The real reason behind the stopping of a rolling ball is actually a small deformation that takes place at the point of contact. When ever a ball rolls, a small flattening happens. So it is better to say 'area' of contact rather than point of contact. The normal forces vary minutely over the area of contact. The part of the area in the direction of motion experiences more normal force in comparison to the area behind it. This happens because the ball actually pushes the floor a little bit in the forward direction. Now, the net force of this normal forces slightly deviates from the centre of rotation of the ball resulting in a torque against the rotation and thus gradual slowing. The reason is evident from the fact that a harder ball rolls longer than a softer ball of same weight and size. Hope you found it useful buddy..
First of all static friction need not be in the direction of the velocity. But more importantly, there is a separate kind of friction called as rolling friction that slows down rolling. It arises because in real life, app bodies are deformable. The bottom of a rolling object flattens due to the weights of the object, causing the object to experience friction.

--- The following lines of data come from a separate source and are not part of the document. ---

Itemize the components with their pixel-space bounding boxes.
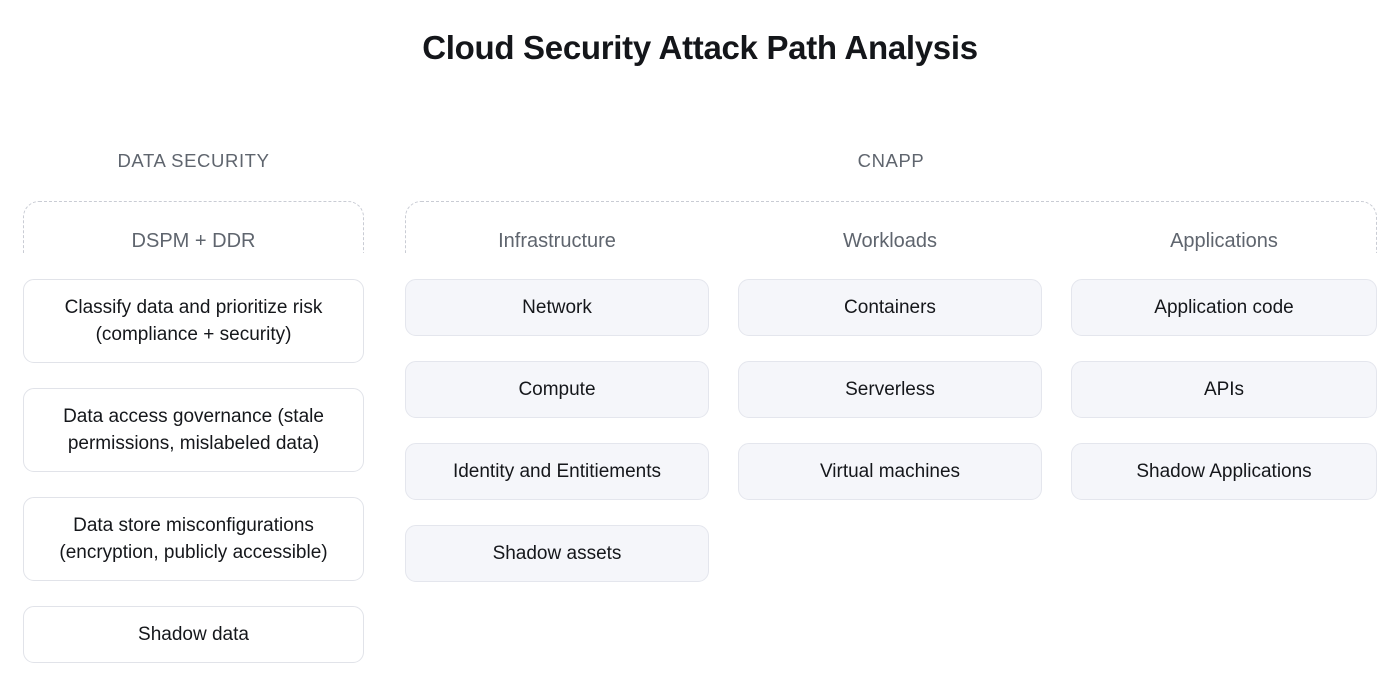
card-label: Classify data and prioritize risk (compl… [38, 294, 349, 348]
card-label: Shadow assets [493, 540, 622, 567]
card-label: Containers [844, 294, 936, 321]
card-label: Shadow data [138, 621, 249, 648]
card-shadow-data[interactable]: Shadow data [23, 606, 364, 663]
card-data-access-governance[interactable]: Data access governance (stale permission… [23, 388, 364, 472]
column-infrastructure: Network Compute Identity and Entitiement… [405, 279, 709, 582]
subgroup-label-applications: Applications [1071, 228, 1377, 254]
card-data-store-misconfigurations[interactable]: Data store misconfigurations (encryption… [23, 497, 364, 581]
subgroup-label-workloads: Workloads [738, 228, 1042, 254]
card-containers[interactable]: Containers [738, 279, 1042, 336]
card-network[interactable]: Network [405, 279, 709, 336]
card-label: Virtual machines [820, 458, 960, 485]
card-compute[interactable]: Compute [405, 361, 709, 418]
page-title: Cloud Security Attack Path Analysis [0, 26, 1400, 70]
card-label: Compute [518, 376, 595, 403]
group-header-cnapp: CNAPP [405, 149, 1377, 173]
subgroup-label-dspm-ddr: DSPM + DDR [23, 228, 364, 254]
card-label: Application code [1154, 294, 1293, 321]
card-apis[interactable]: APIs [1071, 361, 1377, 418]
card-label: Identity and Entitiements [453, 458, 661, 485]
card-label: Data store misconfigurations (encryption… [38, 512, 349, 566]
card-virtual-machines[interactable]: Virtual machines [738, 443, 1042, 500]
card-label: Shadow Applications [1136, 458, 1311, 485]
column-applications: Application code APIs Shadow Application… [1071, 279, 1377, 500]
card-label: APIs [1204, 376, 1244, 403]
subgroup-label-infrastructure: Infrastructure [405, 228, 709, 254]
card-shadow-assets[interactable]: Shadow assets [405, 525, 709, 582]
card-identity-and-entitlements[interactable]: Identity and Entitiements [405, 443, 709, 500]
card-classify-data[interactable]: Classify data and prioritize risk (compl… [23, 279, 364, 363]
card-label: Serverless [845, 376, 935, 403]
group-header-data-security: DATA SECURITY [23, 149, 364, 173]
column-dspm-ddr: Classify data and prioritize risk (compl… [23, 279, 364, 663]
diagram-canvas: Cloud Security Attack Path Analysis DATA… [0, 0, 1400, 700]
card-label: Network [522, 294, 592, 321]
card-label: Data access governance (stale permission… [38, 403, 349, 457]
column-workloads: Containers Serverless Virtual machines [738, 279, 1042, 500]
card-application-code[interactable]: Application code [1071, 279, 1377, 336]
card-serverless[interactable]: Serverless [738, 361, 1042, 418]
card-shadow-applications[interactable]: Shadow Applications [1071, 443, 1377, 500]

Consider the lowermost point of a circular body. When it starts rolling, the lower most point of the body moves backwards and since friction is a force that opposes motion it starts acting the opposite direction of the moving point that is in the forward direction which is in turn also the direction of the motion of the whole body.
Now imagine you push the circular body forward so it starts rolling forward, which causes the lowermost point to move backward and since friction acts on it the body slows after some time.